What is the relationship between the F statistic from this ANOVA and the t statistic from our previous two tests?

Answer

t is the square root of F.

Regression

• Fill in the blanks in the code below to run a linear regression model where cooperation varies as a function of condition.

Question

What does the intercept represent? The slope?

Answer

The intercept is the mean cooperation score for the condition that was coded as 0 (i.e. public). Te slope is the difference in means between the two conditions

• Note: The p values from all 4 models you just ran are exactly the same! Why? Because all 4 tests are all based on the same underlying general linear model!

Minihacks

Minihack 1: Matrix algebra

• Continuing with the guyer dataset example, use matrix algebra to manually calculate the intercept and slope for the regression equation (cooperation ~ condition).

• Hint: To find the inverse of a matrix, use the solve() function. Refer back to the lab on matrix algebra from 611 for a refresher on other matrix operations if needed.

1. Create the Matrix \(\mathbf{X}\) & Vector \(\mathbf{Y}\)

2. Solve for the model coefficients using \(\mathbf{B = (X'X)}^{-1}\mathbf{X'Y}\)

3. Confirm your results using the lm() function in R.

---

Minihack 2: Confidence intervals

• For this minihack, we will refer back to the example about conscientiousness and health. We used confint() to calculate the 95% CI for our regression coefficients. Your job is start with the model output, stored as a list object, and extract the relevant pieces of information to calculate the 95% CI around the intercept and slope.

1. Calculate confidence intervals “by hand”. (Hint: Use qt() to draw from a t distribution)

• Here’s the model output again for reference.

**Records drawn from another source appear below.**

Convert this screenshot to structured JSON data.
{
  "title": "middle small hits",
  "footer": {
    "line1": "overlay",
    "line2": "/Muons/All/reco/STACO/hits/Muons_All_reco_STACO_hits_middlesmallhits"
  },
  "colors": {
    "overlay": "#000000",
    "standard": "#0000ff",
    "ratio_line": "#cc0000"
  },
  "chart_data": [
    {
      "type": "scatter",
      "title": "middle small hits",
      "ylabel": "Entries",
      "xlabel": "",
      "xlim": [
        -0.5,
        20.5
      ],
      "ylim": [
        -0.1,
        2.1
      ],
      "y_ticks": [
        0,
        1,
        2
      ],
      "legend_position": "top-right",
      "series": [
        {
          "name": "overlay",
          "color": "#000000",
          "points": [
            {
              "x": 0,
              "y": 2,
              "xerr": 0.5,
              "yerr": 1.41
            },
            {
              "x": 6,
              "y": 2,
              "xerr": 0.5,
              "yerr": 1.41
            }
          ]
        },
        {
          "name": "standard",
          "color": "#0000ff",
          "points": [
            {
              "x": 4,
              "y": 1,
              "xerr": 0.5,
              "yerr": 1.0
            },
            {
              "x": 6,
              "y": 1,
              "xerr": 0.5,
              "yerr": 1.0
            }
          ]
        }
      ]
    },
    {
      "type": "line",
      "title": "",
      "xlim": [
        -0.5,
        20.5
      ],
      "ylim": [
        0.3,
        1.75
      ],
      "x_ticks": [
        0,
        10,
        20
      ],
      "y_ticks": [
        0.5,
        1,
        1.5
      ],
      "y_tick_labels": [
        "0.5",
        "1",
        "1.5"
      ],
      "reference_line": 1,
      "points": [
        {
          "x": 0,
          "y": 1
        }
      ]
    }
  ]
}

model <- lm(sr_health ~ consc, data = health)
model_summary <- summary(model)
model_summary

## 
## Call:
## lm(formula = sr_health ~ consc, data = health)
## 
## Residuals:
##     Min      1Q  Median      3Q     Max 
## -1.5450 -0.6414 -0.1623  0.6817  2.0154 
## 
## Coefficients:
##             Estimate Std. Error t value  Pr(>|t|)    
## (Intercept)   1.6570     0.3571   4.641 0.0000203 ***
## consc         0.4904     0.1188   4.128  0.000119 ***
## ---
## Signif. codes:  0 '***' 0.001 '**' 0.01 '*' 0.05 '.' 0.1 ' ' 1
## 
## Residual standard error: 0.8854 on 58 degrees of freedom
## Multiple R-squared:  0.2271, Adjusted R-squared:  0.2138 
## F-statistic: 17.04 on 1 and 58 DF,  p-value: 0.0001186

2. Verify that your answer corresponds to the result from confint().